Transformations in ArnoldiMethod.jl

I have a question about the documentation of “transformations” (i.e., multiplying the inverse of a matrix times a vector without explicitly forming the inverse) in ArnoldiMethod.jl, although I think the topic is of broader interest than just this package.

From the documentation:

using ArnoldiMethod, LinearAlgebra, LinearMaps

# Define a matrix whose eigenvalues you want
A = rand(100,100)

# Factorizes A and builds a linear map that applies inv(A) to a vector.
function construct_linear_map(A)
    F = factorize(A)
    LinearMap{eltype(A)}((y, x) -> ldiv!(y, F, x), size(A,1), ismutating=true)
end

# Target the largest eigenvalues of the inverted problem
decomp, = partialschur(construct_linear_map(A), nev=4, tol=1e-5, restarts=100, which=LM())
λs_inv, X = partialeigen(decomp)

However, I would replace the definition of construct_linear_map and the call to partial_schur with the somewhat simpler

F = factorize(A)
linearmap = LinearMap{eltype(A)}((y, x) -> ldiv!(y, F, x), size(A,1), ismutating=true)
decomp, = partialschur(linearmap, nev=4, tol=1e-5, restarts=100, which=LM())

The example for a generalized eigenvalue problem is more complicated:

using ArnoldiMethod, LinearAlgebra, LinearMaps

# Define the matrices of the generalized eigenvalue problem
A, B = rand(100,100), rand(100,100)

struct ShiftAndInvert{TA,TB,TT}
    A_lu::TA
    B::TB
    temp::TT
end

function (M::ShiftAndInvert)(y,x)
    mul!(M.temp, M.B, x)
    ldiv!(y, M.A_lu, M.temp)
end

function construct_linear_map(A,B)
    a = ShiftAndInvert(factorize(A),B,Vector{eltype(A)}(undef, size(A,1)))
    LinearMap{eltype(A)}(a, size(A,1), ismutating=true)
end

# Target the largest eigenvalues of the inverted problem
decomp,  = partialschur(construct_linear_map(A, B), nev=4, tol=1e-5, restarts=100, which=LM())
λs_inv, X = partialeigen(decomp)

I would simplify this code by replacing the definitions of ShiftAndInvert and construct_linear_map and the call to partialschur with

F = factorize(A)
linearmap = LinearMap{eltype(A)}((y, x) -> ldiv!(y, F, B * x), size(A,1), ismutating=true)
decomp, = partialschur(linearmap, nev=4, tol=1e-5, restarts=100, which=LM())
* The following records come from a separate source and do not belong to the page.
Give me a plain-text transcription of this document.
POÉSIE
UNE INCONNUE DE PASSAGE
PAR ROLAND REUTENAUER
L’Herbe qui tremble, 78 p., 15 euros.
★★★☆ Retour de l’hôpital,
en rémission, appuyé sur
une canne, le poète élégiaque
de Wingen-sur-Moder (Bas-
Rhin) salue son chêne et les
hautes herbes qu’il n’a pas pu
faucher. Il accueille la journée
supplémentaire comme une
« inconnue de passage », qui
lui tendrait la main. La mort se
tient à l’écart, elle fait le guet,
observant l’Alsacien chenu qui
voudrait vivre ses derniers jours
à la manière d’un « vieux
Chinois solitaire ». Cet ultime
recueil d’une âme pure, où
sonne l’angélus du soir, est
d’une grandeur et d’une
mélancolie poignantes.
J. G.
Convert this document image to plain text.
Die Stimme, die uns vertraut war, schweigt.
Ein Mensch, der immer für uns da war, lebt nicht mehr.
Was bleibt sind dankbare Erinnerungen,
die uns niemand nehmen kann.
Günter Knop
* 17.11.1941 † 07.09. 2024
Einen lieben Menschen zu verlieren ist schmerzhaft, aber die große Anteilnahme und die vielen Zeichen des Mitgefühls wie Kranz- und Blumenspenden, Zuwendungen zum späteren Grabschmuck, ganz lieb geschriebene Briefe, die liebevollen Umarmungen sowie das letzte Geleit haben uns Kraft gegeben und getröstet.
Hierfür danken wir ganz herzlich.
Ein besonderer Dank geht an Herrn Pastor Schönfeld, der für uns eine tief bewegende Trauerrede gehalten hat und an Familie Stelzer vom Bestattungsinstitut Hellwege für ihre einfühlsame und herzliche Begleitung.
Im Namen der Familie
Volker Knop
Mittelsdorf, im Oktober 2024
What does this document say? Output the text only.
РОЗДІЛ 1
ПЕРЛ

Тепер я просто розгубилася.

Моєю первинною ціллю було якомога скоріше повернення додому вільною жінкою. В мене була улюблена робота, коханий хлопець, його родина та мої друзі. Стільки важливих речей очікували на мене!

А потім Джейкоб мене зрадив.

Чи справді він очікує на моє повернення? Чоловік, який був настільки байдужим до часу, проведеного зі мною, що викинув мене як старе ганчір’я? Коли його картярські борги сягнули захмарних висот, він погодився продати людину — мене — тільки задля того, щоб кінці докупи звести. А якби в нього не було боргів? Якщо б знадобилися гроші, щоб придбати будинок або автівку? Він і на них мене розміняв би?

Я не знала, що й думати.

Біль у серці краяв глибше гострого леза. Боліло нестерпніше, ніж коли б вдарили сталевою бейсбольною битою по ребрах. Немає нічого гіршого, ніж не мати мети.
When I use my approach in my own work (full disclosure: not these eigenvalue problems specifically), it seems to work fine (e.g., @code_warntype doesn’t report any type instabilities). So why what appears to me more complicated code?

Welcome to the discourse :slight_smile:

In the first example, I don’t understand why you say that your version is simpler. To me the code does the very same thing, except that defining a function to construct the LinearMap has two advantages:

  1. You don’t need to recall all the things you put into the LinearMap everytime you want to find some eigenvalues of a matrix
  2. Your solution should be a bit slower if it lives in global scope since you repeatedly access F and that is slow. If it lives inside a larger function and you override F later, you could still run into performance issues due to captured variables. Which is much more unlikely if it is wrapped up like in the example code.

Your second solution has the same “maybe-problems” with repeated access to F and B and on top of that causes allocations on every application of the LinearMap because B*x allocates a new vector. The example avoids that by preallocating some memory and using it to store the result of the multiplication with mul!.

You are of course right, that there are different way of achieving the same thing and what is “easiest” or “more complicated” might not be the same for everyone. To me both codes read quite clear. The example code just tied up the logic into a type and neat construction function for the LinearMap. E.g. you can have the same thing without a struct:

linearmap = let F = factorize(A), 
    B = B, # to avoid performance issues from captured variables
    temp = Vector{eltype(A)}(undef, size(A,1)
    LinearMap{eltype(A)}((y, x) -> ldiv!(y, F, mul!(temp, B, x)), size(A,1), ismutating=true)
end
decomp, = partialschur(linearmap, nev=4, tol=1e-5, restarts=100, which=LM())

Thanks for the welcome!

All your points are good. For what it’s worth, I thought there might be a global scope/capture variable issue, but in my own code all of this is buried in a function and @code_warntype seemed happy. What I didn’t realize, though, that B*x allocates; thanks for pointing that out.